I track prompt state explicitly:
@dataclass
class PromptState:
"""Store the current prompt and instructions."""
system_prompt: str
instructions: list[str]
version: int = 0
Designing the scoring function
Like any training process, the scoring mechanism is the most critical design decision. The optimiser will do exactly what you tell it to do, and if your metric is wrong, it will optimise toward something useless.
For my agent, I have some known negatives. The agent should not produce Markdown. It should not suggest contacting support. Beyond that, I want to encourage concise, considered responses rather than overly long ones, so I add a small penalty for prompt length.
The scoring function returns both a score and feedback text, mirroring what GEPA does. The feedback is what makes the difference. A simple binary pass or fail gives the optimiser very little to work with. Text feedback tells it what went wrong and how to fix it.
What to watch out for
There are real risks with this approach, and they are worth stating up front.
Overfitting to your test set
The optimiser will make the prompt extremely good on your test cases and potentially worse on novel edge cases. You need a held-out validation split that is never used for optimisation. Only use it for evaluation. If validation score drops while training score rises, you have overfit.
The blind spot problem
If part of your agent logic lives in a system you cannot control or observe, the optimiser may waste effort trying to fix failures it cannot actually resolve. You need to classify failures as fixable via prompt versus requiring changes elsewhere before feeding them to the optimiser.
Prompt bloat
Without length pressure, self-improving prompts tend to get longer over iterations. The optimiser discovers that adding more instructions rarely hurts test scores, so it keeps adding. An explicit token budget or length penalty helps keep prompts lean.
Early results
Even with a single iteration, I see quite drastic prompt changes. The optimiser restructures instructions, adds missing constraints, and removes redundancy. I plan to run this over a larger case set to see how the prompt evolves across multiple iterations.

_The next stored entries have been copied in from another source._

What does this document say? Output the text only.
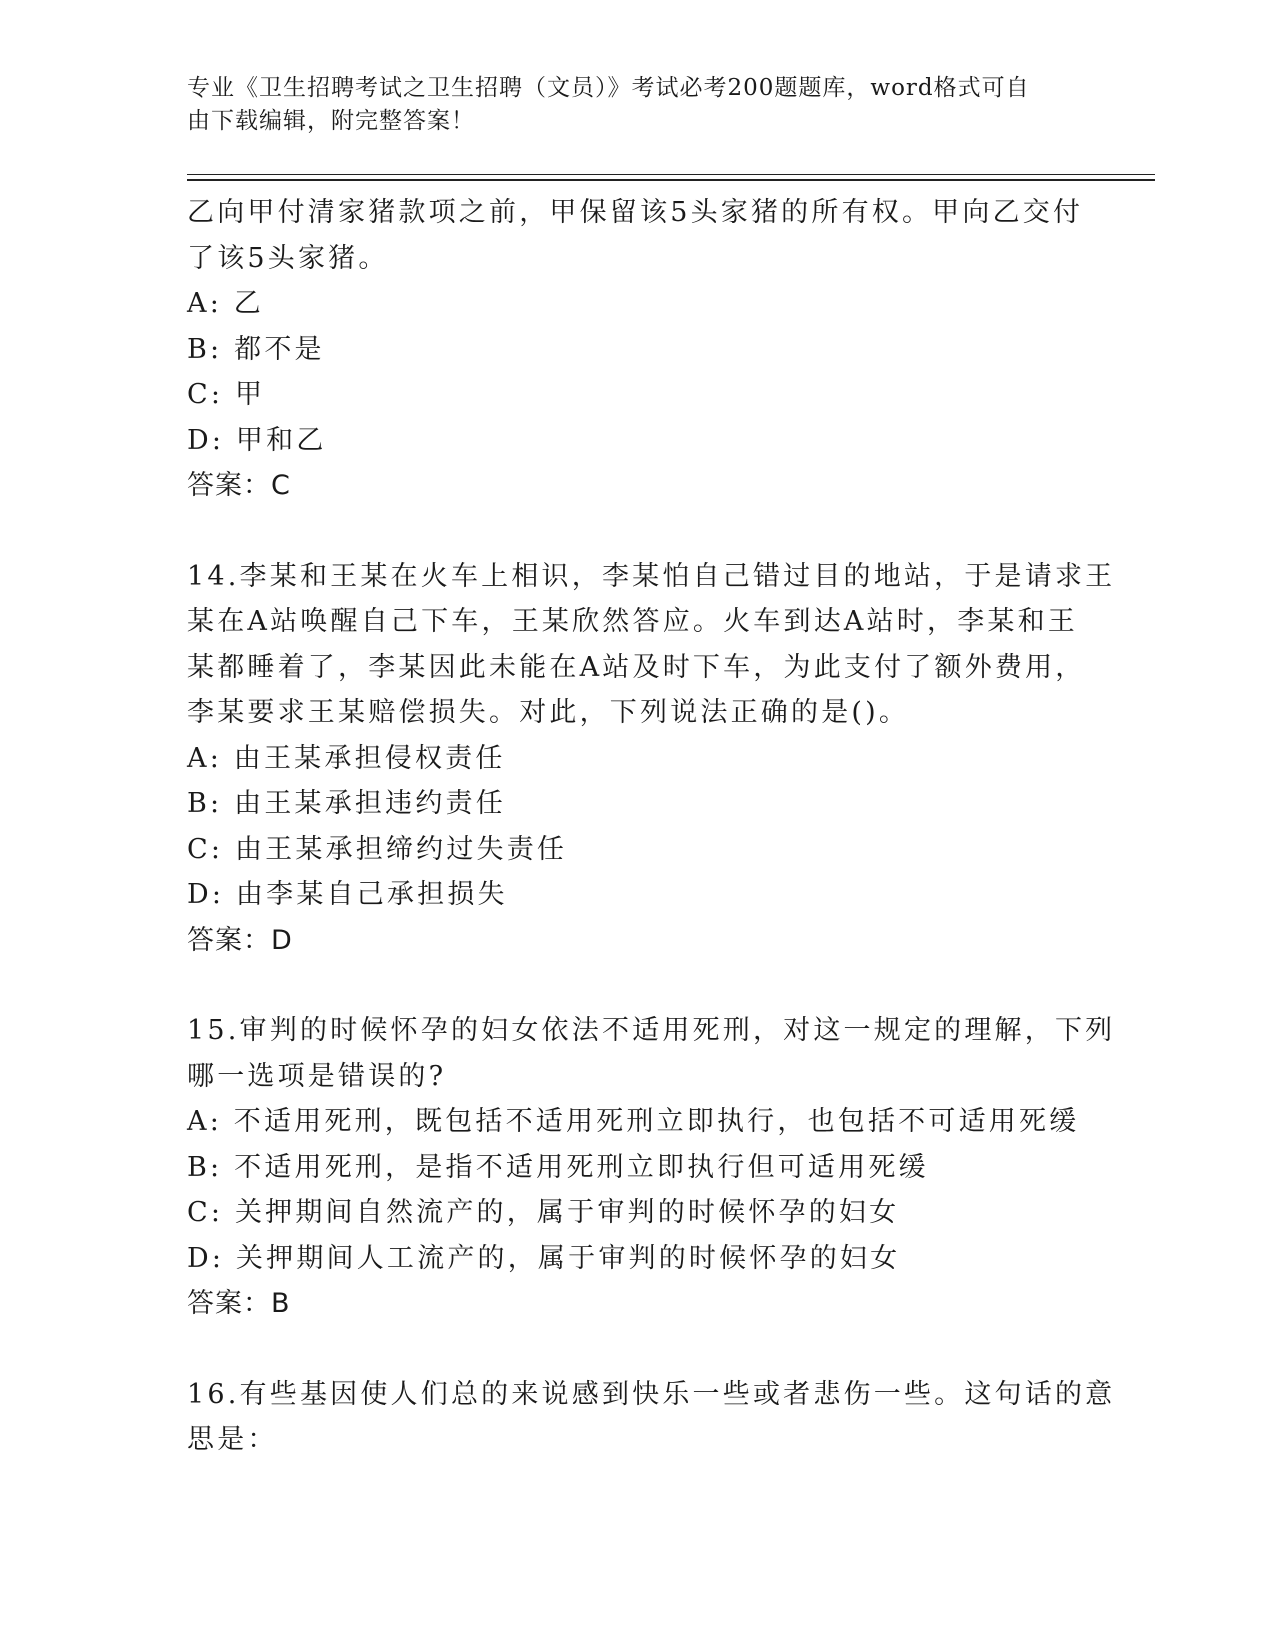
专业《卫生招聘考试之卫生招聘（文员）》考试必考200题题库，word格式可自
由下载编辑，附完整答案！
乙向甲付清家猪款项之前，甲保留该5头家猪的所有权。甲向乙交付
了该5头家猪。
A: 乙
B: 都不是
C: 甲
D: 甲和乙
答案：C
14.李某和王某在火车上相识，李某怕自己错过目的地站，于是请求王
某在A站唤醒自己下车，王某欣然答应。火车到达A站时，李某和王
某都睡着了，李某因此未能在A站及时下车，为此支付了额外费用，
李某要求王某赔偿损失。对此，下列说法正确的是()。
A: 由王某承担侵权责任
B: 由王某承担违约责任
C: 由王某承担缔约过失责任
D: 由李某自己承担损失
答案：D
15.审判的时候怀孕的妇女依法不适用死刑，对这一规定的理解，下列
哪一选项是错误的?
A: 不适用死刑，既包括不适用死刑立即执行，也包括不可适用死缓
B: 不适用死刑，是指不适用死刑立即执行但可适用死缓
C: 关押期间自然流产的，属于审判的时候怀孕的妇女
D: 关押期间人工流产的，属于审判的时候怀孕的妇女
答案：B
16.有些基因使人们总的来说感到快乐一些或者悲伤一些。这句话的意
思是：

The long-term goal is interesting. I want the agent to develop recognition for cases where it needs more information from the user. Requests for screenshots, organisation access, or additional context should emerge naturally from the optimisation process rather than being manually specified.
Where this is going
The next step is making this a repeatable process. I want prompt optimisation to become a regular part of the development workflow, not a one-off experiment. Run it weekly against an expanding golden set, track version history, and let the prompt compound improvements over time.
The idea is simple. Instead of manually tweaking prompts whenever behaviour degrades, automate the improvement loop and let the system maintain itself. Then move on to other, more fun things.